I was deriving closed forms for some 'quasi-geometric' (for lack of a better name) series, for example $\Sigma^{\infty}_{n=1}n r^n = \frac{r}{(1-r)^2}$ and $\Sigma^{\infty}_{n=1}n^2 r^n = \frac{r(r+1)}{(1-r)^3}$, and naturally I considered the following general case:
$\Sigma^{\infty}_{n=1}n^k r^n$ for $k \in \mathbb{N}$, $|r|<1$
After applying the same techniques I used for the aforementioned special cases, I found that:
$\Sigma^{\infty}_{n=1}n^k r^n = \frac{1}{1-r}\Sigma^{\infty}_{n=1}[n^k-(n-1)^k]r^n$ for $k \in \mathbb{N}$, $|r|<1$
For special cases of k, this result means $\Sigma^{\infty}_{n=1}n^k r^n$ can be found in terms of $\Sigma^{\infty}_{n=1}n^{k-1} r^n$, $\Sigma^{\infty}_{n=1}n^{k-2} r^n$, $...$,$\Sigma^{\infty}_{n=1}r^n$ as $n^k-(n-1)^k$ can be expressed as a linear combination of each power of n from $0$ to $k-1$ as per the Binomial Theorem.

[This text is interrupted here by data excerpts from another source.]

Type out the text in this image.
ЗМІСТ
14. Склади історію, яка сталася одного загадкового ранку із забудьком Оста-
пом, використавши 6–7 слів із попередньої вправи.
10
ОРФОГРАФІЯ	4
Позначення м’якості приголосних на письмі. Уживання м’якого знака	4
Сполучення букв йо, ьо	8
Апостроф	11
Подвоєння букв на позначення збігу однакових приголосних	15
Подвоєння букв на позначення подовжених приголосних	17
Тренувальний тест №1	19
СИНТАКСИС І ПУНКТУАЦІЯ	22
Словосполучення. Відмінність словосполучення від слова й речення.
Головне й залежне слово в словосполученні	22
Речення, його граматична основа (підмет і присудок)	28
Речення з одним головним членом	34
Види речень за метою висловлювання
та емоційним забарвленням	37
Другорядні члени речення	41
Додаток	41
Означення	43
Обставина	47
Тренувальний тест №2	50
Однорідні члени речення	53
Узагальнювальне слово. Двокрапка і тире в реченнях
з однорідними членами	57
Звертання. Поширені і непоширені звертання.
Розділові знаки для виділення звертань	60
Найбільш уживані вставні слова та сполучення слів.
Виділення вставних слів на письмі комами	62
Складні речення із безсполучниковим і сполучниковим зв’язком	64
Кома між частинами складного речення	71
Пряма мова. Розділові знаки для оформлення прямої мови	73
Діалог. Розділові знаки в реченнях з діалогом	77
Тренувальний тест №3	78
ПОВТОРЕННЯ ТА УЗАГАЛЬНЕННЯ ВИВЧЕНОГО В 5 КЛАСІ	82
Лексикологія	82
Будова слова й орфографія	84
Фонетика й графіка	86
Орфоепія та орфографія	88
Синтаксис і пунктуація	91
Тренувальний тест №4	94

By applying the same result to each of these series, $\Sigma^{\infty}_{n=1}n^k r^n$ can (after much tedious computation) be found purely in terms of r and $\Sigma^{\infty}_{n=1}r^n$ and hence r alone (as $\Sigma^{\infty}_{n=1} r^n = \frac{r}{1-r}$).
Would it be possible to find a closed form for this general result? If not, how could one streamline the computations for special cases of k?